L’herpétologue Dr Chan Kin Onn (anciennement au Musée d’histoire naturelle de Lee Kong Chian, Singapour, maintenant à l’Institut de la biodiversité et au Musée d’histoire naturelle de l’Université du Kansas, États-Unis) a mené une étude décrivant une nouvelle espèce de vipère du Myanmar qui est à la fois similaire et différent de ses espèces sœurs. La découverte est publiée dans la revue en libre accès ZooClés.

Défis liés à la différenciation des vipères asiatiques

«Vipères asiatiques du genre Trimérésurus sont notoirement difficiles à distinguer, car ils couvrent toute la gamme des variations morphologiques. Certains groupes contiennent plusieurs espèces qui se ressemblent, tandis que d’autres peuvent sembler très différentes mais sont en réalité la même espèce », disent-ils.

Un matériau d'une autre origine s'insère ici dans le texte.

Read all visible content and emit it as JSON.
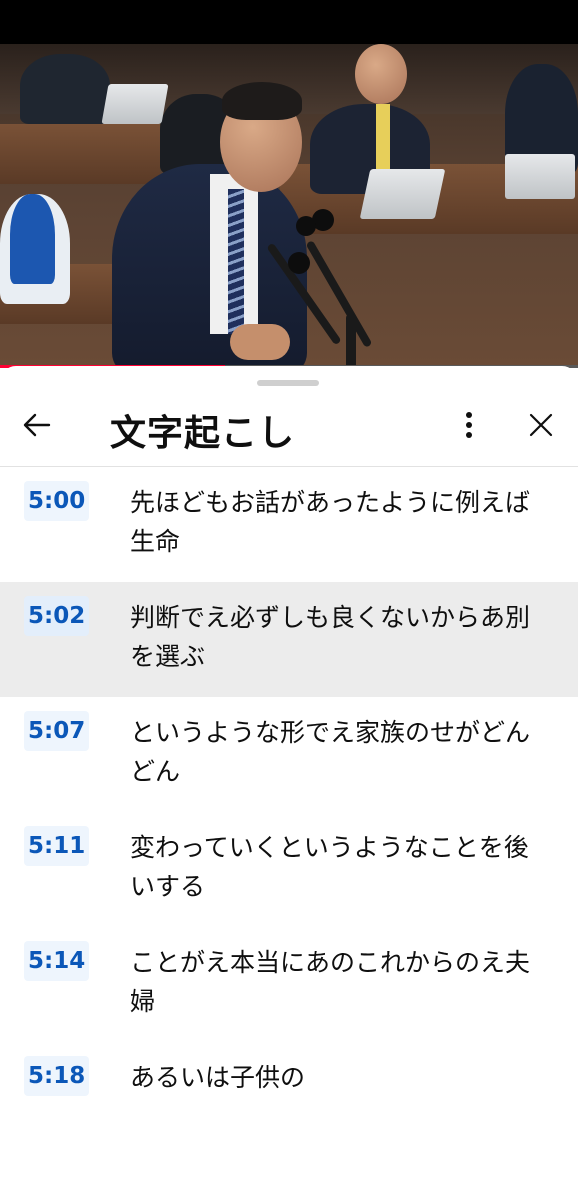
{
  "panel": {
    "title": "文字起こし",
    "back_icon": "arrow-left-icon",
    "more_icon": "more-vertical-icon",
    "close_icon": "close-icon"
  },
  "player": {
    "progress_fraction": 0.39
  },
  "colors": {
    "timestamp_text": "#0b57b8",
    "timestamp_bg": "#eef5fd",
    "active_row_bg": "#ececec",
    "progress": "#ff0033"
  },
  "segments": [
    {
      "time": "5:00",
      "text": "先ほどもお話があったように例えば生命"
    },
    {
      "time": "5:02",
      "text": "判断でえ必ずしも良くないからあ別を選ぶ"
    },
    {
      "time": "5:07",
      "text": "というような形でえ家族のせがどんどん"
    },
    {
      "time": "5:11",
      "text": "変わっていくというようなことを後いする"
    },
    {
      "time": "5:14",
      "text": "ことがえ本当にあのこれからのえ夫婦"
    },
    {
      "time": "5:18",
      "text": "あるいは子供の"
    }
  ]
}
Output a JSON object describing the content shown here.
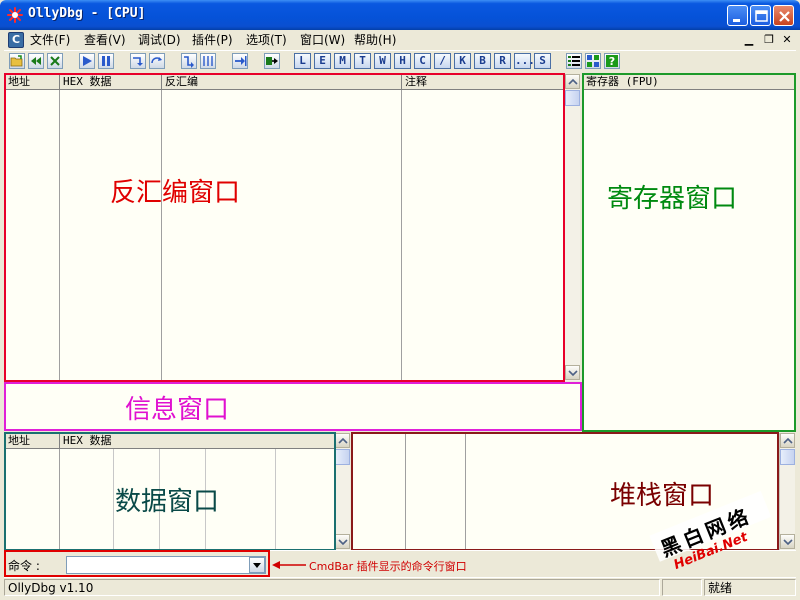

La vipère à queue rouge (Trimérésurus érythrus) est présent le long de la côte nord du Myanmar et est invariablement vert, sans aucune marque sur son corps. Une espèce différente appelée vipère des mangroves (Trimérésurus purpureomaculatus) est présent dans le sud du Myanmar. Cette espèce présente généralement des taches dorsales distinctes et une coloration dorsale incroyablement variable, notamment grise, jaune, brune et noire, mais jamais verte. Il est intéressant de noter que dans le centre du Myanmar, prise en sandwich entre la répartition de la vipère à queue rouge et celle de la vipère à queue rouge, il existe une population unique, verte avec divers degrés de taches, qui semble être un mélange entre la vipère à queue rouge et la vipère à queue rouge. .

Trimeresurus ayeyarwadyensis

Un spécimen de Trimeresurus ayeyarwadyensis de la réserve faunique de Meinmahla Kyun, district de Pyapon, région d’Ayeyarwady au Myanmar. Crédit : Hla tun

Hypothèse initiale et révélation génomique

« Cette mystérieuse population du centre du Myanmar nous a déroutés et nous avons d’abord pensé qu’il pourrait s’agir d’une population hybride », ont expliqué les chercheurs. Dans un autre article, le Dr Chan a utilisé des techniques génomiques modernes et a déterminé que la population du centre du Myanmar était en réalité une espèce distincte et non une population hybride.

Mais ce n’était pas la fin de l’histoire. Les chercheurs ont découvert une autre surprise en examinant les caractéristiques morphologiques du serpent : ils ont constaté que la nouvelle espèce était également très variable. Certaines populations sont vert foncé avec des taches distinctes, facilement distinguables de son plus proche parent, la vipère à queue rouge, qui est vert vif sans taches. Cependant, certaines populations de la nouvelle espèce sont vert vif, sans taches et semblent pratiquement identiques à la vipère à queue rouge.

« C’est un phénomène intéressant, où une espèce est simultanément similaire et différent de son parent le plus proche (la vipère à queue rouge). Nous pensons qu’à un moment donné dans le passé, les nouvelles espèces pourraient avoir échangé des gènes avec la vipère à queue rouge du nord et la vipère des mangroves du sud », explique le Dr Chan.

La nouvelle espèce s’appelle la vipère Ayeyarwady (Trimérésurus ayeyarwadyensis) en référence au fleuve Ayeyarwady, qui est le plus grand et l’un des plus importants fleuves du Myanmar. Le fleuve forme un vaste delta délimité par le fleuve Pathein à l’ouest et le fleuve Yangon à l’est. Ces rivières et leurs bassins associés marquent également les limites de répartition les plus occidentales et orientales de la vipère Ayeyarwady.